Due to global warming, which heats up the surface of the tropical waters where hurricanes form, hurricanes are becoming stronger than ever?so strong, in fact, that scientists say we need a new way to categorize them. We’re not talking about naming them according to the alphabet, we’re talking about Categories 1-5. No far there is no Category 6, but if there was, it would have described Wilma, so something new is needed.

Ker Than writes in livescience.com that climatologist Kerry Emanuel says the current Kaffir-Simpson scale doesn’t do the job because it only describes the wind force, not the actual destruction. How did we start categorizing hurricanes, anyway? Unlike the Richter scale for earthquakes, in which each quake category is ten times larger than the one before it, hurricanes require more subtle measurement.

In 1967, Herbert Saffir (who is now age 88) was commissioned by the UN to study regions all over the world that had been decimated by hurricanes. He decided there was no way to adequately describe the effects of the hurricanes, so he devised a 1-5 category scale for the wind speeds. Robert Simpson, of the National Hurricane Center, later modified this to include the results of flooding.
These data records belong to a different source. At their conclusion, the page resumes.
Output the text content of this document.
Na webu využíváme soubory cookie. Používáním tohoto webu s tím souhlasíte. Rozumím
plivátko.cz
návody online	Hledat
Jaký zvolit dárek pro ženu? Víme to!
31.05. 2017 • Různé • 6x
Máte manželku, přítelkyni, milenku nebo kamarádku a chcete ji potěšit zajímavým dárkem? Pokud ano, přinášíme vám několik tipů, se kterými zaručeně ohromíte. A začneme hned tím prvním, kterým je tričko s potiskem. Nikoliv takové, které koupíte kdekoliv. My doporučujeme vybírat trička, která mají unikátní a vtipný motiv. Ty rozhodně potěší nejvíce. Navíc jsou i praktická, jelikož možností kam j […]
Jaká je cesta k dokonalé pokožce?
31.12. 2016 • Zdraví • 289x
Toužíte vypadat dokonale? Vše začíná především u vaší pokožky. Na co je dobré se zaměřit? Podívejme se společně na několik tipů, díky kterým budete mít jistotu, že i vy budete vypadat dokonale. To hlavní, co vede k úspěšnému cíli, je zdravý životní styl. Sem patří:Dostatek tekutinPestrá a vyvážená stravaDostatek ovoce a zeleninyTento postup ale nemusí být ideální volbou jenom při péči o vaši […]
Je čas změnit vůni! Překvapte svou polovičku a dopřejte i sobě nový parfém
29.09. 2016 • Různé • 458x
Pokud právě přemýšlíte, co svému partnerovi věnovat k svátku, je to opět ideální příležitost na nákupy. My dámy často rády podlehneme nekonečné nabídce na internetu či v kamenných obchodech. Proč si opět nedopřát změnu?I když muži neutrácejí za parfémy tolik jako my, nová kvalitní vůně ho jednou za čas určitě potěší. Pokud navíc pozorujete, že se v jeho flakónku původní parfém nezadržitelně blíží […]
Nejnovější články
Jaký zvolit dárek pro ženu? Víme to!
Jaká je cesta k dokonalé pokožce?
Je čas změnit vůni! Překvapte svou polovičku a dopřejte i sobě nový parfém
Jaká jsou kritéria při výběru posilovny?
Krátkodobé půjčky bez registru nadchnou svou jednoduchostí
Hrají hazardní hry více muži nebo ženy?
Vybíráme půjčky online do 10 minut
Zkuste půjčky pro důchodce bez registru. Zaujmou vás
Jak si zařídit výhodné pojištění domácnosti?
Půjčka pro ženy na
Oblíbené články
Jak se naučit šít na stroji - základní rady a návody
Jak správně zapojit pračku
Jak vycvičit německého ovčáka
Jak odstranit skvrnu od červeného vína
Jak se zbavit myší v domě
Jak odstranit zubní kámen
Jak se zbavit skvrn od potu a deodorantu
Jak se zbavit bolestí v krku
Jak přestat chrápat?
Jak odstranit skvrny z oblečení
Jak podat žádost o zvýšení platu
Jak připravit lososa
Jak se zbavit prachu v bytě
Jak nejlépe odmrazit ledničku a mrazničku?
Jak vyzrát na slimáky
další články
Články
We now have the Saffir-Simpson Hurricane Rating scale. Category 1: 74-95 mph winds, 4-5 foot storm surge; category 2: 96-110 mph winds, 6-8 foot storm surge, category 3: 111-130 mph winds, 9-12 foot storm surge; category 4: 131-155 foot storm surge, 13-18 foot storm surge and finally (so far) category 5, which is 155 or greater mph winds and 18 feet or more storm surge.

Although so far we have not experienced a hurricane stronger than category 5, there is technically no upper limit on how powerful they could be. Scientists now think that storms increase 5% for every 1 degree of increase in tropical ocean temperatures, and since our oceans are heating up, our hurricane winds are getting stronger.

But meteorologist Chris Landsea, at the National Hurricane Center, thinks that the worst that could happen would be about a 5% increase in wind speed, by the end of this century. He doesn’t think hurricane winds will exceed 200 mph. So far, the fastest wind speed that’s ever been recorded was not a hurricane?it occurred in Oklahoma in 1999, when tornado winds reached 318 mph.

But one thing scientists do all agree on is that there will be more storms?and faster storms?in the future.